Magnum compounds can be found in algae, fungi, ferns, in the tissues of animals. Magnum is a complexing ion in chlorophyll.
Calcium is a constituent of the bones of vertebrates, predominantly as ortophosphate Ca3(PO4)2. Egg-shells, tests of sea animals, shells mainly consist of calcium carbonate. Organic salts of calcium play a significant role in metabolism of plants. The deficiency in calcium leads to stopping of their growth, development of rhizomes, the leaves cover by brown spots and die off. The animals suffer from rachitis, the heart activity decreases, the blood coagulability becomes worse.
Calcium ions enter human organisms with milk and meat meals while magnum ions - with vegetable meal.
Strontium compounds in human organisms are mainly concentrated in bones, the excess (more than 10-3 %) leads to their fragile.
There are approximately 100 times less barium compounds in human bodies than those of strontium. In very small quantities barium compounds stimulate activity of marrow. In large quantities they are very toxic and provoke weakness, gastric-intestinal diseases, brain disorders. Barium chloride and carbonate are used in the agriculture as chemical weed-killers and pest-killers.
1. Interaction of sodium with air and water
(WARNING: put on protective glasses!)
a) Take a piece of sodium from a vessel with oil (use pincers), put it on a filter paper and cut it with a knife. What happens to the shining surface of sodium after some time?
b) Put a small piece of sodium into a porcelain dish filled with water. Add 1-2 drops of phenolphtalein as indicator.
2. Hydrolysis of salts of alkaline metals
Take some crystals of sodium acetate into a test tube and add distilled water until the salt dissolves. Measure pH of the solution with the help of the universal indicator. Repeat the experiment with sodium and potassium carbonates.
3. Decomposition of nitrates of alkaline metals
Take about 1 g of sodium nitrate into a test tube and fix it in a stand. Heat the test tube in a flame and examine the evaluation of oxygen.
4. Interaction of calcium with water
Take some distilled water into a porcelain dish and add some drops of phenolphtalein. Put a small piece of calcium into the cup (use pincers). Compare the rate of the evaluation of hydrogen with the one from experiment 1b.
5. Formation of carbonates
Fill 3 test tubes with 1 ml of solutions of calcium, strontium and barium salts respectively and add 1 ml of sodium carbonate solution into each test tube. Try to dissolve the formed precipitates in hydrochloric acid.

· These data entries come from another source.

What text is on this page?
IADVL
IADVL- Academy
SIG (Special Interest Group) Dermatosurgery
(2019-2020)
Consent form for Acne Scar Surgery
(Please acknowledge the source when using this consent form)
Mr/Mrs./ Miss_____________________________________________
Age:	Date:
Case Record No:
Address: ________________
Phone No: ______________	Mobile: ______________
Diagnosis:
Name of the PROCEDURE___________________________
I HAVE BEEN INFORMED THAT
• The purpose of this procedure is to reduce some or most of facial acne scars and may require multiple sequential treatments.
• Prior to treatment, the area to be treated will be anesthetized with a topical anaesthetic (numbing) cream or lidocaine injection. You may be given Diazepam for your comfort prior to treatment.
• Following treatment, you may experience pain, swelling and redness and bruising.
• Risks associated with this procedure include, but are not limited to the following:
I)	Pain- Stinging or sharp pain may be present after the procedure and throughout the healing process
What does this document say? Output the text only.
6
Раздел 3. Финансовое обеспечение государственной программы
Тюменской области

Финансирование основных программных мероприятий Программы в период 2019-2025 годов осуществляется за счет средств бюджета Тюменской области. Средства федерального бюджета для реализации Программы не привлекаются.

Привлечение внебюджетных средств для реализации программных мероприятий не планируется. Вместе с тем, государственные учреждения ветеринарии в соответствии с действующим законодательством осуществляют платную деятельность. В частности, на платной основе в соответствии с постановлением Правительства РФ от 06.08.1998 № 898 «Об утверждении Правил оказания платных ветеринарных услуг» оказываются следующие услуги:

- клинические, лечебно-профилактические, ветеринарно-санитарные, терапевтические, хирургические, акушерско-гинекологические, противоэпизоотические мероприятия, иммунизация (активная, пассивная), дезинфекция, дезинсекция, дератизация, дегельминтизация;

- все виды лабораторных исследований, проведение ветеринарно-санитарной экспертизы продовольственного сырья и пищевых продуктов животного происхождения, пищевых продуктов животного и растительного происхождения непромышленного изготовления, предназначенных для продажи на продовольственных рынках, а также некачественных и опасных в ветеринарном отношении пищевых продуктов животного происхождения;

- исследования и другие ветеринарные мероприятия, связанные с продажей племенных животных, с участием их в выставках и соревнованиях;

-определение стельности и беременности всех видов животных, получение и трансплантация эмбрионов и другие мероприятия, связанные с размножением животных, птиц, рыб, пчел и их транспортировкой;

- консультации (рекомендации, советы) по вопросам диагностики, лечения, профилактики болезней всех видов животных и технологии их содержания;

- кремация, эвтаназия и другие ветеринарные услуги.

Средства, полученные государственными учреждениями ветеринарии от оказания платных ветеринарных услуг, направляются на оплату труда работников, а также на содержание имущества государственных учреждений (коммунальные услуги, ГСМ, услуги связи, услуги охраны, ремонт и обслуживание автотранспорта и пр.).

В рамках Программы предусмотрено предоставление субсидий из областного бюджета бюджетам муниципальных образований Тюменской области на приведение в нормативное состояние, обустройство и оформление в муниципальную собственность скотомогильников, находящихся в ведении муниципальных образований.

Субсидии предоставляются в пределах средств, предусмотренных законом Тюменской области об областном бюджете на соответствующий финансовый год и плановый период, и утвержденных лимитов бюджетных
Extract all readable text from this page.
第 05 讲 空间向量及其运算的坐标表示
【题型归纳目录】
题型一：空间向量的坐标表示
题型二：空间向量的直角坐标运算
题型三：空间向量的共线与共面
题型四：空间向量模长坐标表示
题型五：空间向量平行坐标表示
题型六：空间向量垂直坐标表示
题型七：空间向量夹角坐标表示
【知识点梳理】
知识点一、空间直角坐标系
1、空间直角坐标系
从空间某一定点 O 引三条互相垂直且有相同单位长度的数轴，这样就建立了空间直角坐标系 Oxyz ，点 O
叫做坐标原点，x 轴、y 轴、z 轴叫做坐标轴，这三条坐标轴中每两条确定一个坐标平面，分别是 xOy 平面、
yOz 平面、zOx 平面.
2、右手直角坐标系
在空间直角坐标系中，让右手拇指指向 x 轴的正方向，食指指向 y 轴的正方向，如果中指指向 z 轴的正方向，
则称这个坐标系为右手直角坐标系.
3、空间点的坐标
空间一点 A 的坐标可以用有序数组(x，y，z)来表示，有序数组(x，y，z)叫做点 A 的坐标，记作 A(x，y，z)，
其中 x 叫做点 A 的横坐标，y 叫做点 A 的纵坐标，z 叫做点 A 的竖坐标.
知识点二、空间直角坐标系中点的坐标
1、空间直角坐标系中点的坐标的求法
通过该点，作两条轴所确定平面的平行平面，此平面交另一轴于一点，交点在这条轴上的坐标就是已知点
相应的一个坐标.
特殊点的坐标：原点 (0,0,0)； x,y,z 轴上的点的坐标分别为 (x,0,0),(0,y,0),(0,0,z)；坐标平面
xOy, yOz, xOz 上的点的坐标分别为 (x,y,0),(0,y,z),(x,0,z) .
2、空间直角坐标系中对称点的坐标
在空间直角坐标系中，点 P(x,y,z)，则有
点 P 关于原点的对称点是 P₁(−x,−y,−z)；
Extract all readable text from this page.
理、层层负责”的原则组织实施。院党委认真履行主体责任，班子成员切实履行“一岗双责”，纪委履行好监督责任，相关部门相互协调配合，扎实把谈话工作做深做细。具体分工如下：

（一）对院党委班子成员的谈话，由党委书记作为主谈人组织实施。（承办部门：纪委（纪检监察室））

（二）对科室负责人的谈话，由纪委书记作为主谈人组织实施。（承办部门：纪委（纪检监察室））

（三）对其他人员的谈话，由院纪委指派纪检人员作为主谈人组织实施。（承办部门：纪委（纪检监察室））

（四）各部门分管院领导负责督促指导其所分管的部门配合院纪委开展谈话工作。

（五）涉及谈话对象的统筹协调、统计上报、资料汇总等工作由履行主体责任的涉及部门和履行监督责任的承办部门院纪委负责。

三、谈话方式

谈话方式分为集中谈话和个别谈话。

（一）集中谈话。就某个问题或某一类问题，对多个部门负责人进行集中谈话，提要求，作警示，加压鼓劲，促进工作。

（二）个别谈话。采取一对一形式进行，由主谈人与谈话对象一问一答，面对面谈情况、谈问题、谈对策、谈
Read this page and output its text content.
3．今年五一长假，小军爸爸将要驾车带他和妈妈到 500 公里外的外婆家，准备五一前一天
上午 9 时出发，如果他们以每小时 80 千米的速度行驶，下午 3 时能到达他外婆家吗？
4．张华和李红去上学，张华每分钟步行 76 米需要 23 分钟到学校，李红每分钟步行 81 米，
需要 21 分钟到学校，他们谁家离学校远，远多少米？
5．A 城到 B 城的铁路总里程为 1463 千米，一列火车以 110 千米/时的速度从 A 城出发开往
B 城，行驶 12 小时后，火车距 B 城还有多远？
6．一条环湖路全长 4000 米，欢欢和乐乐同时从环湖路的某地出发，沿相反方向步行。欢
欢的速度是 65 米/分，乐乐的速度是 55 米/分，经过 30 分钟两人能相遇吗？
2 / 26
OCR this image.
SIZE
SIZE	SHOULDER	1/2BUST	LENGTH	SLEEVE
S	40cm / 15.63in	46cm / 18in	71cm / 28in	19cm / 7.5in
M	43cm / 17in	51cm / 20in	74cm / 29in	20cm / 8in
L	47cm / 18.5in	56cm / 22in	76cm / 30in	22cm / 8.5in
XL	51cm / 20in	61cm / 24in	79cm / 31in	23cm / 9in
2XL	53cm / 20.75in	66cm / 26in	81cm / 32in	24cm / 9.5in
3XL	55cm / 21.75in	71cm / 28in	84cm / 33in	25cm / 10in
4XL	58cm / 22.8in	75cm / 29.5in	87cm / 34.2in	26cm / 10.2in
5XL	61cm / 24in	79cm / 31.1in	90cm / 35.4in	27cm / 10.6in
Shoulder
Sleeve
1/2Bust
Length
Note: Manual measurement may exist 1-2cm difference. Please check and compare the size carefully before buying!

6. Formation of calcium and barium oxalates
Fill 2 test tubes with 1 ml of the solutions of calcium and barium salts respectively and add 1 ml of ammonium oxalate (NH4)2C2O4. Divide each precipitate into two parts and try to dissolve them in hydrochloric and acetic acids.
7. Formation of gypsum
Put 1-2 ml of a saturated solution of calcium chloride in a test tube and add 1-2 ml of 50% solution of sulfuric acid. Observe the formation of the crystals of gypsum.
QUESTIONS AND PROBLEMS
1. How does the value of the ionization potential changes with the change of the position of an element in the periodic table?
2. Which are the rules of storage and handling of alkaline and alkaline earth metals?
3. How are compounds of alkaline and alkaline earth metals are used in the medical practice?
4. Calculate pH of 0.01 M solution of sodium acetate.
5. Calculate the equilibrium constants of the reactions and explain why the precipitate of barium chromate can be dissolved in hydrochloric acid and canít be dissolved in acetic acid.